Endocrinologist Tyrone Hayes keeps 3,000 such frogs in his basement
laboratory. Many of them have had sex problems due to the effects
of the chemical atrazine. |
Hayes, 35, is a professor at Berkeley, where he has taught human
endocrinology since 1994. His research centers on frogs, of which he
keeps enormous colonies. Frogs make convenient study subjects for anyone
interested in how hormones affect physical development. Their transformation
from egg to tadpole to adult is rapid, and it's visible to the naked
eye. With their permeable skin, frogs are especially vulnerable to environmental
factors such as solar radiation or herbicides. That vulnerability has
lately garnered Hayes more attention than his appearance ever has.
The controversy began five years ago, when a company called
Syngenta asked Hayes to run safety tests on its product atrazine. Syngenta
is the world's largest agribusiness company, with $6.3 billion in sales
of crop-related chemicals and other products in 2001 alone. Atrazine
is the most widely used weed killer in the United States. To test its safety, Hayes
put trace amounts of the compound in the water tanks in which he raised
African clawed frogs. When the frogs were fully grown, they appeared
normal. But when Hayes looked closer, he found problems. Some male frogs
had developed multiple sex organs, and some had both ovaries and testes.
There were also males with shrunken larynxes, a crippling handicap for
a frog intent on mating. The atrazine apparently created hermaphrodites
at a concentration one-thirtieth the safe level set by the Environmental
Protection Agency for drinking water.
The next summer Hayes loaded a refrigerated 18-wheel truck
with 500 half-gallon buckets and headed east, followed by his students.
He parked near an Indiana farm, a Wyoming river, and a Utah pond, filled his buckets
with 18,000 pounds of water, and headed back to Berkeley. He thawed the frozen water,
poured it into hundreds of individual tanks, and dropped in thousands
of leopard-frog eggs collected en route. To find out if frogs in the
wild showed hermaphroditism, Hayes dissected juveniles from numerous
sites. To see if frogs were vulnerable as adults, and if the effects
were reversible, he exposed them to atrazine at different stages of
their development.
Hayes published his first set of findings last April,
in the Proceedings of the National Academy of Sciences. He published the second set
in October, in Nature. Both times the media went a little crazy.

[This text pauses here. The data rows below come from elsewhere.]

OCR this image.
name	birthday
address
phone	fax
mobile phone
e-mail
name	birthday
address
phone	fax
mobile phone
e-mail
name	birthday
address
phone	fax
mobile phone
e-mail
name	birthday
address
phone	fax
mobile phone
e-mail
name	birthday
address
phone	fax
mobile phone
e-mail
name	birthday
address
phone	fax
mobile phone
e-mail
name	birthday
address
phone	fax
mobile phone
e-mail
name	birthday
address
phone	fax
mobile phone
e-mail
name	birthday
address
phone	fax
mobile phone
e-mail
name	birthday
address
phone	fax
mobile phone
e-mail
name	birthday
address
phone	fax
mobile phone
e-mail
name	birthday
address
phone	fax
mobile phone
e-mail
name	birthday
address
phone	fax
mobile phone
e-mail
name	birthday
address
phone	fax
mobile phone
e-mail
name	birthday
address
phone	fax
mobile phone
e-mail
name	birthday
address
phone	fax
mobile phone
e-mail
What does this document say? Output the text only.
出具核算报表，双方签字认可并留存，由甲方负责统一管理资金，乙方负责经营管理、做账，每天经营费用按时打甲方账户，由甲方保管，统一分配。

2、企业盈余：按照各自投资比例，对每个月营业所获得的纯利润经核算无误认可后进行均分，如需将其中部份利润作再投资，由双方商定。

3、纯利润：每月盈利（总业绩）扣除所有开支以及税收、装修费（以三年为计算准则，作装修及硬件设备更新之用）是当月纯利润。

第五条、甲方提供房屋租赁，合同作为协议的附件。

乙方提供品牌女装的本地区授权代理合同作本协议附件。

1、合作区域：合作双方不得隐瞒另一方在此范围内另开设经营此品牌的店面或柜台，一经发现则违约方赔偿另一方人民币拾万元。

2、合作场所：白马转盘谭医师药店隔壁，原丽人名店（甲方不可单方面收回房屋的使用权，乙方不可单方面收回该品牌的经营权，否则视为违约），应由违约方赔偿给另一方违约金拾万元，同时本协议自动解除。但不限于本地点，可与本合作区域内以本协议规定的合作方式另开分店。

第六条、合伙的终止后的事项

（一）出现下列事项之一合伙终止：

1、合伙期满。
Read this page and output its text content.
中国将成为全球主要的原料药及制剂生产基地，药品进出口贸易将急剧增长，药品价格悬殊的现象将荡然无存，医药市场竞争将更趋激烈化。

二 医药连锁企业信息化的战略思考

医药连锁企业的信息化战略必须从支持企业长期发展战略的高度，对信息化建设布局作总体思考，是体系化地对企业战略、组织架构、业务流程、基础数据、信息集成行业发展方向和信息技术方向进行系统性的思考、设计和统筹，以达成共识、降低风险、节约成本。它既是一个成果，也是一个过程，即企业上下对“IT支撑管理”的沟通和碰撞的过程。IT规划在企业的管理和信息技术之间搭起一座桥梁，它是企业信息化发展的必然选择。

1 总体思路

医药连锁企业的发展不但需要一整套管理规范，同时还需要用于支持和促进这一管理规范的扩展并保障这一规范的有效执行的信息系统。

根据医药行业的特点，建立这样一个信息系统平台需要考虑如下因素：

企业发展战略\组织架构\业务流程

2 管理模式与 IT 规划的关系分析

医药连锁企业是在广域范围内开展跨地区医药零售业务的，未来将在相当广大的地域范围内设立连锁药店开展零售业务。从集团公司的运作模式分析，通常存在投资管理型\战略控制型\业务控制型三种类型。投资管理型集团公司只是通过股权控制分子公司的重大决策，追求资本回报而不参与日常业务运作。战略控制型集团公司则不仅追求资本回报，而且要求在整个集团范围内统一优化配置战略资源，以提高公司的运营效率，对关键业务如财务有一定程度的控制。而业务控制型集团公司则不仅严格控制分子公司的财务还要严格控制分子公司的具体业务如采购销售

The two studies showed equally dramatic results: 40 percent of male
frogs were feminized; 80 percent had diminished larynxes. Wild frogs
collected from areas with atrazine showed the same number of abnormalities.
Could the chemical also affect humans? The beginning of an answer may
be emerging. Workers at a Louisiana
plant where atrazine is manufactured
are now suing their employer, saying they were nine times as likely
to get prostate cancer as the average Louisianan.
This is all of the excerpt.